Scala
Remettre l’humain à sa place de vecteur et de canal comme tout autre objet, doté de raison ou pas, mouvant ou figé, car qui sommes-nous sinon des réceptacles d’infinies oscillations qui nous traversent et laissent en nous des empreintes que nous imprimons à notre tour sur le monde ? Quand Yoann Bourgeois s’intéresse au théâtre, ça donne quelque chose d’assez inattendu sur le plan de la forme, pas du fond, car un comédien, comme un acrobate, sont tous deux des prolongements d’une histoire.

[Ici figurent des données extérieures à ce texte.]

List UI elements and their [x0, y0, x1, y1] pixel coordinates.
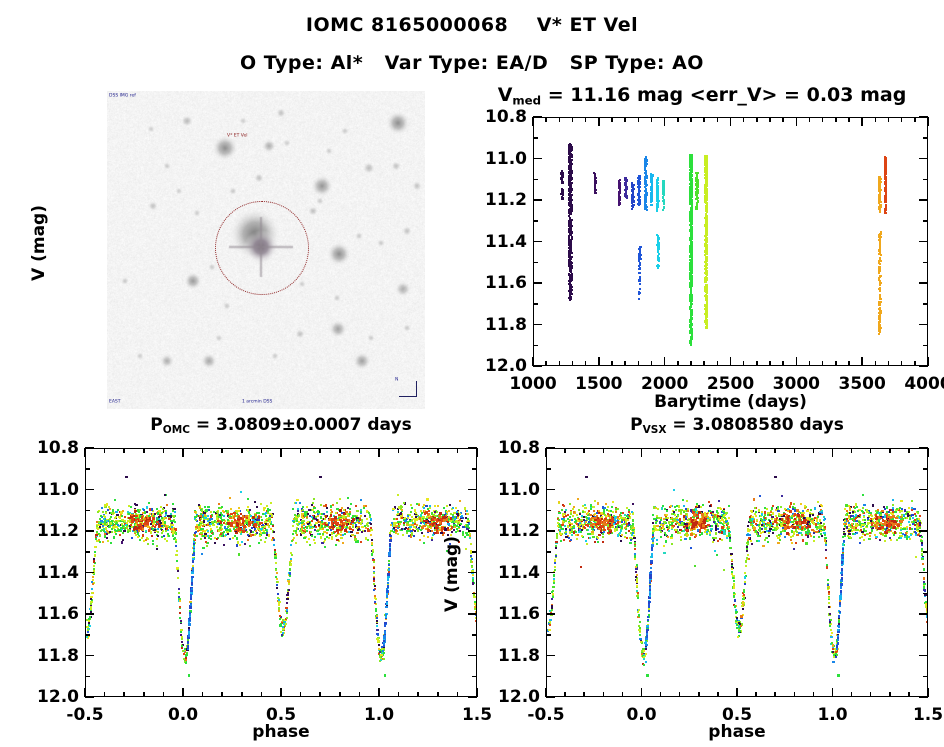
phase-vsx-x-tick-label: 1.5	[912, 705, 944, 725]
dss-corner-label: DSS IMG ref	[109, 93, 136, 99]
page-title: IOMC 8165000068 V* ET Vel	[305, 14, 639, 36]
phase-vsx-y-tick-label: 10.8	[498, 438, 540, 458]
p-omc-symbol: P	[150, 415, 163, 435]
phase-omc-y-tick-label: 11.4	[37, 562, 79, 583]
p-omc-subscript: OMC	[162, 423, 190, 436]
phase-omc-y-tick-label: 12.0	[37, 687, 79, 707]
phase-omc-x-tick-label: 1.0	[363, 705, 395, 725]
phase-vsx-y-axis-title: V (mag)	[442, 536, 462, 612]
timeseries-y-tick-label: 11.8	[485, 314, 527, 335]
east-direction-label: EAST	[109, 399, 121, 405]
timeseries-x-tick-label: 4000	[904, 374, 944, 394]
scale-bar-horizontal	[399, 395, 417, 397]
phase-vsx-x-tick-label: -0.5	[527, 705, 565, 725]
phase-vsx-y-tick-label: 11.8	[498, 645, 540, 666]
phase-vsx-plot[interactable]	[545, 447, 929, 698]
star-name-annotation: V* ET Vel	[227, 133, 248, 139]
p-omc-value: = 3.0809±0.0007 days	[189, 415, 412, 435]
median-magnitude-line: Vmed = 11.16 mag <err_V> = 0.03 mag	[460, 84, 944, 107]
phase-omc-y-tick-label: 11.2	[37, 521, 79, 541]
p-vsx-symbol: P	[630, 415, 643, 435]
timeseries-x-tick-label: 2000	[640, 374, 689, 394]
phase-vsx-y-tick-label: 11.2	[498, 521, 540, 541]
timeseries-y-tick-label: 11.6	[485, 273, 527, 293]
vmed-value-text: = 11.16 mag <err_V> = 0.03 mag	[541, 84, 907, 106]
phase-omc-x-axis-title: phase	[252, 722, 310, 742]
phase-vsx-x-tick-label: 0.5	[721, 705, 753, 725]
timeseries-x-tick-label: 1000	[509, 374, 557, 394]
timeseries-y-tick-label: 10.8	[485, 107, 527, 127]
p-vsx-value: = 3.0808580 days	[666, 415, 844, 435]
timeseries-frame	[533, 117, 928, 366]
vmed-symbol: V	[497, 84, 513, 106]
phase-vsx-y-tick-label: 11.6	[498, 604, 540, 624]
timeseries-x-tick-label: 3000	[772, 374, 820, 394]
timeseries-x-tick-label: 1500	[575, 374, 623, 394]
object-type-line: O Type: Al* Var Type: EA/D SP Type: AO	[240, 52, 704, 74]
phase-omc-plot[interactable]	[84, 447, 478, 698]
phase-omc-x-tick-label: 0.5	[265, 705, 297, 725]
p-vsx-subscript: VSX	[642, 423, 667, 436]
phase-vsx-y-tick-label: 11.4	[498, 562, 540, 583]
phase-omc-y-tick-label: 10.8	[37, 438, 79, 458]
phase-vsx-frame	[546, 448, 928, 697]
timeseries-x-axis-title: Barytime (days)	[654, 392, 807, 412]
phase-omc-y-axis-title: V (mag)	[0, 514, 1, 634]
phase-omc-y-tick-label: 11.8	[37, 645, 79, 666]
phase-omc-title: POMC = 3.0809±0.0007 days	[85, 415, 477, 436]
scale-annotation: 1 arcmin DSS	[242, 399, 273, 405]
dss-finding-chart[interactable]: DSS IMG ref V* ET Vel 1 arcmin DSS EAST …	[107, 91, 425, 409]
timeseries-x-tick-label: 2500	[706, 374, 755, 394]
timeseries-y-axis-title: V (mag)	[29, 205, 49, 281]
phase-omc-x-tick-label: 0.0	[167, 705, 199, 725]
phase-vsx-x-axis-title: phase	[708, 722, 766, 742]
phase-vsx-x-tick-label: 1.0	[817, 705, 848, 725]
phase-omc-x-tick-label: -0.5	[66, 705, 104, 725]
timeseries-y-tick-label: 12.0	[485, 356, 527, 376]
phase-vsx-y-tick-label: 11.0	[498, 479, 540, 500]
timeseries-y-tick-label: 11.0	[485, 148, 527, 169]
phase-vsx-title: PVSX = 3.0808580 days	[546, 415, 928, 436]
phase-vsx-x-tick-label: 0.0	[626, 705, 657, 725]
phase-omc-y-tick-label: 11.6	[37, 604, 79, 624]
phase-omc-y-tick-label: 11.0	[37, 479, 79, 500]
target-aperture-circle	[215, 201, 309, 295]
timeseries-plot[interactable]	[532, 116, 929, 367]
vmed-subscript: med	[512, 93, 542, 108]
scale-bar-vertical	[415, 381, 417, 397]
timeseries-x-tick-label: 3500	[838, 374, 886, 394]
timeseries-y-tick-label: 11.4	[485, 231, 527, 252]
phase-omc-frame	[85, 448, 477, 697]
timeseries-y-tick-label: 11.2	[485, 190, 527, 210]
north-direction-label: N	[395, 377, 399, 383]
phase-vsx-y-tick-label: 12.0	[498, 687, 540, 707]
phase-omc-x-tick-label: 1.5	[461, 705, 493, 725]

La surprise concerne donc bien la forme que prend une œuvre théâtrale conçue par un artiste de cirque, puisque la notion de théâtralité se redéfinit alors sous un angle radicalement physique.
L’homme traversé, davantage vecteur qu’acteur, témoigne d’une fragilité voulue par un Yoann Bourgeois acrobate, acteur, metteur en scène, danseur, mais surtout joueur. C’est de l’homme qu’il se joue en lui retirant sa toute-puissance et en confrontant corps et force. Scala est un foyer où se côtoient plusieurs sens, la chorégraphie vient sculpter certains motifs physiques, la musique s’avance pour tracer des lignes sonores, et l’imagination investie dans la scénographie marque une vision cyclique de l’espace et du temps. C’est bien au monde de l’imaginaire que s’intéresse le spectacle dont la théâtralité singulière recycle les images premières et en suggère des projections inattendues.
Distribution
Conception et mise en scène Yoann Bourgeois. Collaboration artistique Yurie Tsugawa. Avec Mehdi Baki, Damien Droin, Nicolas Fayol, Emilien Janneteau, Zoé Leduc, Florence Peyrard, Lucas Struna. Lumières Jérémie Cusenier. Costumes Sigolène Petey. Son Antoine Garry. Conception et réalisation de machineries Yves Bouche Conseil scénographique Bénédicte Jolys. Production : Les Petites Heures Coproduction : Théâtre de Namur/ Théâtre Le Manège-Mons/Printemps des Comédiens –Montpellier/Théâtre National de Nice/Théâtre National de La Criée – Marseille/Théâtre des Célestins – Lyon/ CCN2 – Centre chorégraphique national de Grenoble. Cette production est soutenue par le Tax Shelter du gouvernement fédéral belge.
Samedi 12 janvier 2019,
par
Yuri Didion
Un voyage poétique !
Un gars monte sur les planches. Un ? Il se multiplie vite ce type là ! Et ça commence comme un jeu. Suis-moi, je te fuis. Fuis-moi, je te suis. Des clowns qui ne s’annoncent pas, sans nez rouge et en uniforme et ce ballet acrobatique tire rapidement de francs éclat de rire à un public déjà bluffé par la stupéfiante maîtrise technique des artistes. Plus tard, les rires se taisent et laissent la place à l’inquiétude empathique. Magique !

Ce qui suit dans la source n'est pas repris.